EWU's ceiling, and playing the Vandals
Lost in the news of Gage Gubrud’s season-ending injury during the middle of last season was brief reply made by Eastern Washington football coach Aaron Best.
Gubrud suffered a toe injury in the Eagles’ fifth game, a 34-17 victory at Montana State that upped EWU’s record to 4-1.
Backup Eric Barriere, a sophomore, guided Eastern to a 55-17 rout of visiting Southern Utah the following week. But a week later, Barriere and the Eagles were stymied in a 14-6 loss at Weber State — the first time since 2008 that EWU didn’t score a touchdown.
At that point, there was still hope Gubrud, a top-flight passer and one of the top quarterbacks in FCS, would eventually return.
But following a bye week, Barriere was at the controls as Eastern cruised to a 38-14 victory over visiting Idaho.
After that game, Best announced that Gubrud’s injury would sideline him for the rest of the season.
Barriere, more of a runner than a passer, was now officially handed the keys to the Eagles’ offense.
In the postgame news conference, Best was asked if replacing Gubrud with Barriere might limit the ceiling of potential the Eagles were capable of reaching.
“Might give us more of a ceiling,” Best said.
AS IT turned out, Best was right.
The job all his now, Barriere led Eastern to victories in their next five games — only one of them close — before EWU lost 38-24 to North Dakota State in the FCS national title game.
What did Best know?
“You have an intuition,” Best said last week, at the Big Sky Football Kickoff in Spokane. “He’s different than Gage. Gage has experience, he’s got more leadership … some things that you see and I see. But you don’t see the guy that doesn’t play on Saturday. They’re just difference talents; some guys just have different skill sets. Early on, that limited some of our play-calling because we needed to curtail our game plan to Eric. … the standard doesn’t deviate, but the treatment does.”
Best said of EWU’s loss at Weber, “that hurt, that stung.
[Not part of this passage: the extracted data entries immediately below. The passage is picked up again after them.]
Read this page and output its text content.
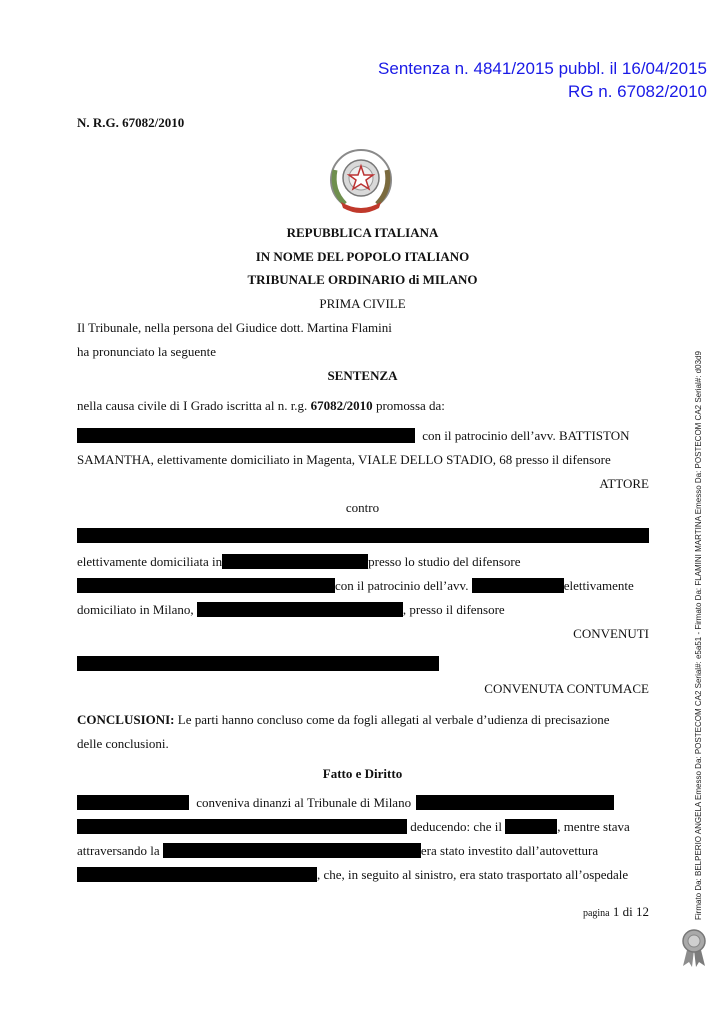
Sentenza n. 4841/2015 pubbl. il 16/04/2015
RG n. 67082/2010
N. R.G. 67082/2010
REPUBBLICA ITALIANA
IN NOME DEL POPOLO ITALIANO
TRIBUNALE ORDINARIO di MILANO
PRIMA CIVILE
Il Tribunale, nella persona del Giudice dott. Martina Flamini
ha pronunciato la seguente
SENTENZA
nella causa civile di I Grado iscritta al n. r.g. 67082/2010 promossa da:
con il patrocinio dell’avv. BATTISTON
SAMANTHA, elettivamente domiciliato in Magenta, VIALE DELLO STADIO, 68 presso il difensore
ATTORE
contro
elettivamente domiciliata in	presso lo studio del difensore
con il patrocinio dell’avv.	elettivamente
domiciliato in Milano,	, presso il difensore
CONVENUTI
CONVENUTA CONTUMACE
CONCLUSIONI: Le parti hanno concluso come da fogli allegati al verbale d’udienza di precisazione
delle conclusioni.
Fatto e Diritto
conveniva dinanzi al Tribunale di Milano
deducendo: che il	, mentre stava
attraversando la	era stato investito dall’autovettura
, che, in seguito al sinistro, era stato trasportato all’ospedale
pagina 1 di 12	Firmato Da: BELPERIO ANGELA Emesso Da: POSTECOM CA2 Serial#: e5a51 - Firmato Da: FLAMINI MARTINA Emesso Da: POSTECOM CA2 Serial#: d03d9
I’m not saying that made us a national runner-up … we got better in a weird way from a step back.”
How?
Eastern coaches told Barriere needed to be more efficient — be aggressive, but don’t turn the ball over as much.
“Be you, but be calculated when you do it,” Best explained. “You’ve got players around, you get the ball to them. They’ll make you look pretty, and you’ll look pretty sometimes too.”
GUBRUD, AS it turned out, landed at Washington State this year as a grad transfer, battling for the Cougars’ starting QB job.
Any hard feelings from Cheney?
Not at all, Best said.
“I text him every once in a while … ‘good luck, I’m rooting for you,’” Best said. “I’m rooting for him. Don’t know where the dust is going to settle. But I hope he ends up doing the Vernon Adams (who went on to shine at Oregon as a grad transfer); I hope he ends up being a linchpin for that offense … I hope he creates waves down there nationally. That’s good for us.
“Everybody says, ‘Why do you root for a guy that left your nest?’ It’s like, ‘Why wouldn’t he?’ They’re going to mention Eastern. If we can promote those guys, and give them another opportunity, no matter what it is, so be it. Then the next guy’s got to step up.
“But I’m rooting for him. We’re all rooting for him. Great kid.”
EASTERN AND Idaho will meet Sept. 21 in a nonconference game in Moscow, after the two teams were not scheduled to meet in conference play this season.
Best on his role in scheduling the game:
“I think you always have to try to preserve rivalries,” he said. “Our proximity just screams, ‘Play each other.’ … we can only control the nonleague, to a certain degree. So when the league tells you who you’re playing, you’ve got to get creative. My creativity spawns from … the first two (rivals) that come to mind are Idaho and Montana. Let’s build Idaho back to where it was, which was well before I got there (Big Sky). And Montana has taken on a life of its own since the mid-2000s, where it’s been really good football, really good crowds, really high-intense games. So let’s do that.
“So if we’ve got a spot, I’m always going to put (Idaho) coach (Paul) Petrino on speed dial and say, ‘What do you think?’ If that means traveling, that means traveling. Because at the end of the day, let’s play.”